During the tour in the grassy area the visitor found benches to sit next to the sculpture of La Bien Plantada, a work made by Eloïsa Cerdan.

When Turó Park ceased to be an amusement park from 1927 to simply become a public garden, the puppet theater continued to be active sporadically.

In the 1950s, puppet performances returned to the gardens with the Pulchinelas Inglés, who performed sporadically, especially in summer and who, thanks to the continuity of their son Jaume, continued to offer their shows until the 1970s.

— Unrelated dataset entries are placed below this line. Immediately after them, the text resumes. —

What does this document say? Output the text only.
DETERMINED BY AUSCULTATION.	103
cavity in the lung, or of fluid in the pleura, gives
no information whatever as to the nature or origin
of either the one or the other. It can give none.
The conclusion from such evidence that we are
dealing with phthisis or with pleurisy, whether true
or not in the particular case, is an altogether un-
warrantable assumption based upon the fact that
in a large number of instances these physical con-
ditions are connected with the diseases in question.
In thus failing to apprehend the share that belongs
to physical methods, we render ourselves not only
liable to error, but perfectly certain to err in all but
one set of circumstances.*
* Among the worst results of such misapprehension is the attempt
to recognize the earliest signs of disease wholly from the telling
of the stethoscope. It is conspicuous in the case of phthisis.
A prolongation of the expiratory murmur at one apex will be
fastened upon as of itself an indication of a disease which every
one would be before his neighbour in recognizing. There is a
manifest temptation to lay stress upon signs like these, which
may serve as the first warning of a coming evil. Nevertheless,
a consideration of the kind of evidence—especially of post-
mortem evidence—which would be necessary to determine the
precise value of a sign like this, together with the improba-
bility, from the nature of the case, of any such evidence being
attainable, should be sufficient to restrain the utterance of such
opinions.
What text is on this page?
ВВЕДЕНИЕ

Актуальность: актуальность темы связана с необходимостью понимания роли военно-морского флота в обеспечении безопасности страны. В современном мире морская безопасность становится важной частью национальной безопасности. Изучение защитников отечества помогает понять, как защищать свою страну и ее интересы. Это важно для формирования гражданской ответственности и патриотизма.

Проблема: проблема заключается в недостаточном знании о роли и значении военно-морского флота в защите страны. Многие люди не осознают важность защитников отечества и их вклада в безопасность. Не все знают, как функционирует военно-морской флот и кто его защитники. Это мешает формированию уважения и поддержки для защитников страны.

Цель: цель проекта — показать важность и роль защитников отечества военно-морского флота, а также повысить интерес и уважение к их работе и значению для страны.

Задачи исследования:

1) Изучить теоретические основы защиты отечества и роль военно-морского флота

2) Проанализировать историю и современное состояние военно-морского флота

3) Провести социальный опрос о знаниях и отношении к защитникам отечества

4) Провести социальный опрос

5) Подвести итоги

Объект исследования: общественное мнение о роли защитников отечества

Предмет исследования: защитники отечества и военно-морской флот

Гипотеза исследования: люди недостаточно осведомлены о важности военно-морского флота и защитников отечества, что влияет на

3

The appearance of television and the increase in weekend houses reduced the public to the performances and the puppets gradually disappeared from the Turó Park Gardens.

The park is accessed via Avinguda de Pau Casals, which goes up from Plaça Francesc Macià, current number of the walk with the legacy of democracy. Previously, Avenida General Goded, a number preserved during the dictatorship, since Goded was the general who ordered Franco to come from Mallorca to Barcelona in 1936 to support the coup d’état.

On July 19, he was arrested and detained by the Republican authorities, forced to confess over the radio the failure of the uprising in Barcelona and declare his surrender. He was tried by a court martial, which found him guilty. He was shot along with other soldiers on August 12, 1936, in the moats of the Montjuïc castle.